Старый мастер наморщил лоб и задумчиво пощипал бородку.

— Хочу заявленьице сделать, — откашлявшись, сказал он.

— А как же, конечно… — Яков Гаврилович несколько раз кивнул головой. — И заявленьице и счетик приложите. Это уж, как водится, для бухгалтерии…

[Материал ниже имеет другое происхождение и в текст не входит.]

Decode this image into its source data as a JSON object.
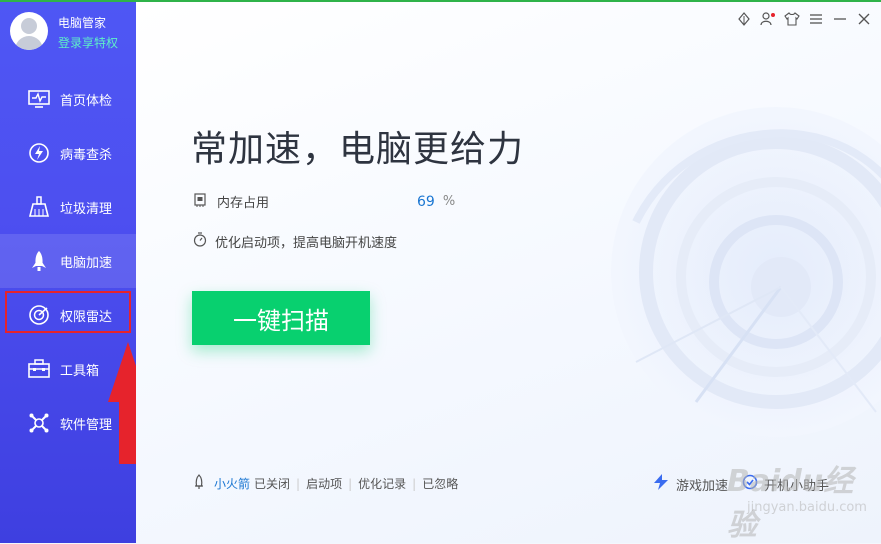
{
  "app": {
    "name": "电脑管家",
    "login_text": "登录享特权"
  },
  "sidebar": {
    "items": [
      {
        "label": "首页体检",
        "icon": "monitor-pulse-icon"
      },
      {
        "label": "病毒查杀",
        "icon": "bolt-shield-icon"
      },
      {
        "label": "垃圾清理",
        "icon": "broom-icon"
      },
      {
        "label": "电脑加速",
        "icon": "rocket-icon"
      },
      {
        "label": "权限雷达",
        "icon": "radar-icon"
      },
      {
        "label": "工具箱",
        "icon": "toolbox-icon"
      },
      {
        "label": "软件管理",
        "icon": "software-icon"
      }
    ],
    "active_index": 3,
    "highlighted_index": 4
  },
  "main": {
    "headline": "常加速，电脑更给力",
    "memory": {
      "label": "内存占用",
      "value": "69",
      "unit": "%"
    },
    "optimize_text": "优化启动项，提高电脑开机速度",
    "scan_button": "一键扫描",
    "bottom_bar": {
      "rocket_label": "小火箭",
      "rocket_status": "已关闭",
      "startup": "启动项",
      "history": "优化记录",
      "ignored": "已忽略"
    },
    "bottom_right": {
      "game_label": "游戏加速",
      "boot_label": "开机小助手"
    }
  },
  "watermark": {
    "text": "Baidu经验",
    "url": "jingyan.baidu.com"
  },
  "colors": {
    "sidebar": "#4e57f4",
    "accent_green": "#08d06f",
    "link_blue": "#1a76d2",
    "highlight_red": "#e6232c"
  }
}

— Не об том речь, — насупился Тихон Фомич и нетерпеливо повел плечом, словно удивляясь бестолковости начальника ЖЭКа. — Хочу устно заявленьице сделать. Оплаты мне никакой не надо. Отказываюсь.

Яков Гаврилович вытаращил глаза.

— Как? — переспросил он, уставясь на старика.

— Вот так, как сказал. Считайте, что для общественности… Как они… — Старик покосился на ребят, на Андрея и с гордостью добавил: — Для двухлетки.

— Видал? — шепотом сказал Женька, подтолкнув Степку локтем. — Перевоспитали.

Сообразив, что Тихон Фомич говорит всерьез и совсем не шутит, Яков Гаврилович засуетился.

— Да как же так? Это… это выходит… Да вам… Вас за такое… Надо благодарность вам…

— Мне благодарности не требуется, — медленно и даже как будто сурово сказал Тихон Фомич. — А вот они… — Он опять покосился на ребят. — Они, правда, постарались.

— Нет, нет, — закрутил головой Яков Гаврилович. — Это надо отметить…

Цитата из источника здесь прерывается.